Da ich mor­gens als Ers­te auf­stand, war es nicht schwie­rig, es vor dir zu ver­ber­gen. Ob dein Bru­der in den fol­gen­den Näch­ten ver­sucht hat, dich anzu­ru­fen, weiß nie­mand. Ein­mal hat er eure Mut­ter ange­ru­fen, aber sie hat­te eine ande­re Stra­te­gie als du: Sie sag­te ihm, dass sie eine alte Frau sei und ihren Schlaf brau­che, ger­ne wür­de sie sich mit ihm unter­hal­ten, aber nicht mit­ten in der Nacht am Tele­fon. Gespräch been­det.

Dass er das als Beweis ihrer fort­ge­setz­ten Gewalt­herr­schaft über ihn inter­pre­tier­te, erfuh­ren wir von dei­ner Schwes­ter. In den Mona­ten, die er dort, drei Kilo­me­ter ent­fernt vom Haus eurer Mut­ter, gewohnt hat­te, hat­te er sich kein ein­zi­ges Mal mit ihr getrof­fen.

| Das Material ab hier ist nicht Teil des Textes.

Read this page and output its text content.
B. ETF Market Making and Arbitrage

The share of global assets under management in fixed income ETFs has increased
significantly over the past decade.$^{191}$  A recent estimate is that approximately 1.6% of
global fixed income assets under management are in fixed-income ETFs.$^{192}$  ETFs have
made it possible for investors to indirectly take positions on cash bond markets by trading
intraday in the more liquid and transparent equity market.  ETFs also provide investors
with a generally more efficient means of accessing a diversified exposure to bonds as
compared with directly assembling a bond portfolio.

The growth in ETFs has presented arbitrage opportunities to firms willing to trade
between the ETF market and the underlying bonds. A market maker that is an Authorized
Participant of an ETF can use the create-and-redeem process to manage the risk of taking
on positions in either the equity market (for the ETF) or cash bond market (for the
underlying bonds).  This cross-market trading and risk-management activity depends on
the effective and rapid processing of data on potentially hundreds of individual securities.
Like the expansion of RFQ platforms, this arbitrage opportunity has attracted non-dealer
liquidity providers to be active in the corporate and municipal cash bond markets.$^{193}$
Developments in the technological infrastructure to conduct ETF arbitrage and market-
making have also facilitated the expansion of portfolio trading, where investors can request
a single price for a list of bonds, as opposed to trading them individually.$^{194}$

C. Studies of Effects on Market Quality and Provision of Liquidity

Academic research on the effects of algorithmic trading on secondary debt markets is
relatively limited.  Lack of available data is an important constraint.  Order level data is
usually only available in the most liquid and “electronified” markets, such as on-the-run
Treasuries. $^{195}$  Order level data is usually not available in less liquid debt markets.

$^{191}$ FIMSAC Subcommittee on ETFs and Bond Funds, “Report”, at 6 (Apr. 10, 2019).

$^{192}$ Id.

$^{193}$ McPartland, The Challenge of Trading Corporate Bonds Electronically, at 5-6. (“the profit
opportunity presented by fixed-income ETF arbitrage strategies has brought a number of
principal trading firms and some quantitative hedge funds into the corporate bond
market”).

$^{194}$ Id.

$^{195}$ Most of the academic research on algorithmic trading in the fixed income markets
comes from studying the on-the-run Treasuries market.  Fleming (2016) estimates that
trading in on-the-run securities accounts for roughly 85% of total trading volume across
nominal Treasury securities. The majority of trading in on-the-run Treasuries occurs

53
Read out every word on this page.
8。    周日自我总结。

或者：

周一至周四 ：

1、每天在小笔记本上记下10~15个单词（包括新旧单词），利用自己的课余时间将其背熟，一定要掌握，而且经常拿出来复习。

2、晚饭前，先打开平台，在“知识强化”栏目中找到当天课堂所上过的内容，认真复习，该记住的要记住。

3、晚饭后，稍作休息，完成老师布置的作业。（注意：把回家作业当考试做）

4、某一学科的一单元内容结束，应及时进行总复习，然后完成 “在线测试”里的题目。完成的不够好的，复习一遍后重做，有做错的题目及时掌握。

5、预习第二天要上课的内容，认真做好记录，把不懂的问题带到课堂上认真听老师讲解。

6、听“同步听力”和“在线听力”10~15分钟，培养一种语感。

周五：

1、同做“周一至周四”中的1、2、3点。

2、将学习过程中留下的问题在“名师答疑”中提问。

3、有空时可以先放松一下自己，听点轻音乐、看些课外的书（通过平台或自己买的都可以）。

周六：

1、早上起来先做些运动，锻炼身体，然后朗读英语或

Das nächt­li­che Still­le­gen unse­res Tele­fon­an­schlus­ses war mir schnell zur Gewohn­heit gewor­den, ich dach­te kaum noch dar­über nach. Umso mehr erschrak ich, als ich am 21. Juli gegen halb sie­ben den Ste­cker ein­steck­te und das Tele­fon sofort klin­gel­te. Ich nahm ab und hör­te die beben­de Stim­me dei­ner Schwes­ter, sie wein­te, war auf­ge­löst. Etli­che Male habe sie seit dem Vor­abend ver­sucht, uns zu errei­chen, ob wir das Tele­fon denn nicht gehört hat­ten?

Ich beschloss, auf die­se Fra­ge nie­mals zu ant­wor­ten.

Habe ich mir in den fol­gen­den Wochen vor­ge­stellt, wie dein Bru­der näch­te­lang ver­geb­lich ver­sucht hat, dich anzu­ru­fen? Mich gefragt, ob er sich im Stich gelas­sen und in sei­ner Wahr­neh­mung der Welt als feind­li­cher Ort bestä­tigt gefühlt hat­te, weil du nicht mehr ans Tele­fon gegan­gen warst? Fühl­te ich irgend­ei­ne Schuld?